When she rode the car too fast into the underpass it gave you a little jolt, a small moment where you could taste your heart. In the heat the oil puddles were shiny like the coat of a beetle and the sound in the trees was loud. She had graffitied the side of a brick church for him but he never graffitied back. In August the dust was deafening, all things dry. Small anxieties of high summer. Drops of water from your plastic bottle cutting circles like coins on the pavement. Eating a tomato from the hand in an empty apartment. Stand in the corridor, think of all the other flats stacked below you, the ones above you, all empty. Brown powder on the marble of the shower plate. Sleeping with your mouth open. Sometimes you waited to be picked up at the corner, heels sticking to the plastic. The strap cut a line in the back of your neck, you rubbed your arms, rolled the sweaty dirt around your wrists. She always spoke as if she were sucking on a piece of warm candy, drove with her hands in the 10 and 2 position.

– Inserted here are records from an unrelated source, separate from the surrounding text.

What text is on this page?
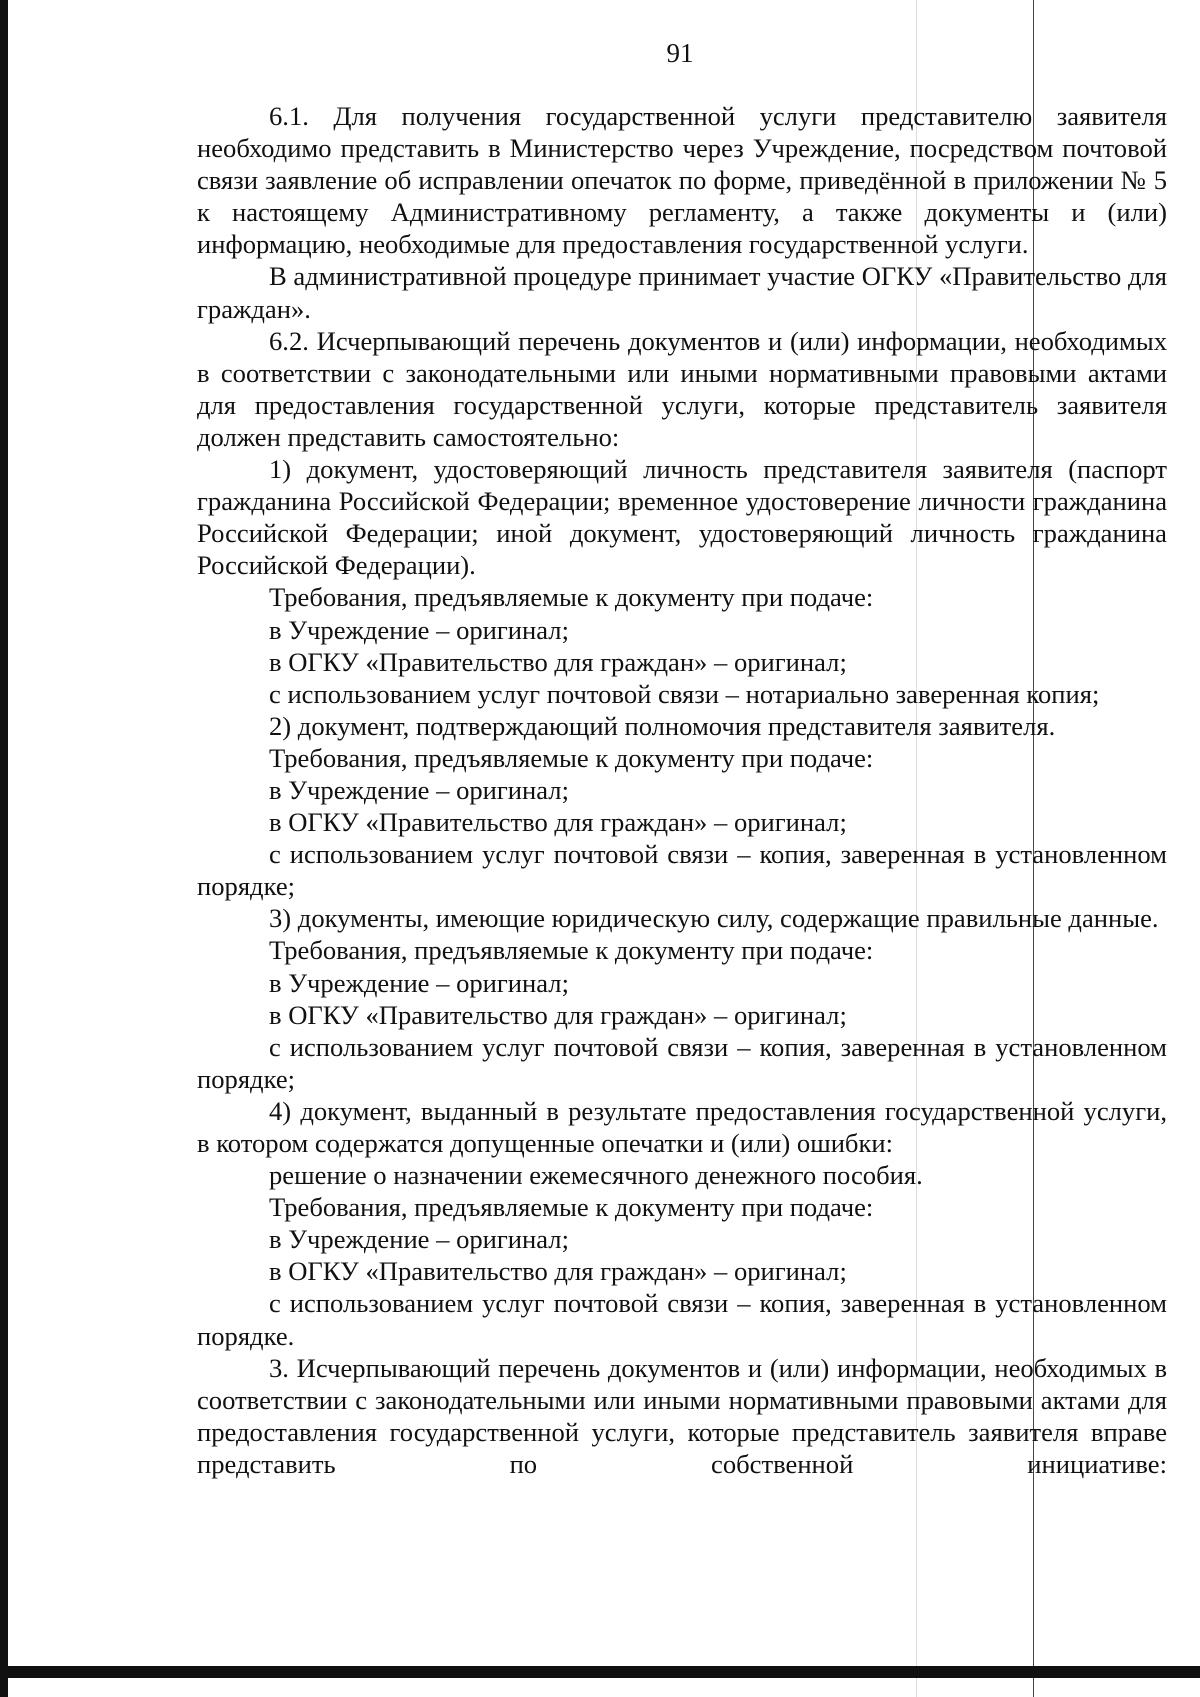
91

6.1. Для получения государственной услуги представителю заявителя необходимо представить в Министерство через Учреждение, посредством почтовой связи заявление об исправлении опечаток по форме, приведённой в приложении № 5 к настоящему Административному регламенту, а также документы и (или) информацию, необходимые для предоставления государственной услуги.

В административной процедуре принимает участие ОГКУ «Правительство для граждан».

6.2. Исчерпывающий перечень документов и (или) информации, необходимых в соответствии с законодательными или иными нормативными правовыми актами для предоставления государственной услуги, которые представитель заявителя должен представить самостоятельно:

1) документ, удостоверяющий личность представителя заявителя (паспорт гражданина Российской Федерации; временное удостоверение личности гражданина Российской Федерации; иной документ, удостоверяющий личность гражданина Российской Федерации).

Требования, предъявляемые к документу при подаче:

в Учреждение – оригинал;

в ОГКУ «Правительство для граждан» – оригинал;

с использованием услуг почтовой связи – нотариально заверенная копия;

2) документ, подтверждающий полномочия представителя заявителя.

Требования, предъявляемые к документу при подаче:

в Учреждение – оригинал;

в ОГКУ «Правительство для граждан» – оригинал;

с использованием услуг почтовой связи – копия, заверенная в установленном порядке;

3) документы, имеющие юридическую силу, содержащие правильные данные.

Требования, предъявляемые к документу при подаче:

в Учреждение – оригинал;

в ОГКУ «Правительство для граждан» – оригинал;

с использованием услуг почтовой связи – копия, заверенная в установленном порядке;

4) документ, выданный в результате предоставления государственной услуги, в котором содержатся допущенные опечатки и (или) ошибки:

решение о назначении ежемесячного денежного пособия.

Требования, предъявляемые к документу при подаче:

в Учреждение – оригинал;

в ОГКУ «Правительство для граждан» – оригинал;

с использованием услуг почтовой связи – копия, заверенная в установленном порядке.

3. Исчерпывающий перечень документов и (или) информации, необходимых в соответствии с законодательными или иными нормативными правовыми актами для предоставления государственной услуги, которые представитель заявителя вправе представить по собственной инициативе:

There was a game you played religiously: you threw a handful of foxtails, and then she jumped three times, and as many foxtails as they still clung to her front, that was going to be the number of her lovers. When I grow up, she said she figured, that she would be a judge, ‘I have a strong sense of what is fairness.’ For a month at lunch you watched reruns of TV trials. Cold peach tea with your feet up on the plant pot, a packaged ice-cream. The inconsistency of voices from the open windows of identical balconies, chopped deaf by heat striking. Somewhere, a pan rattling. When you hear her car pull in, cross the street running.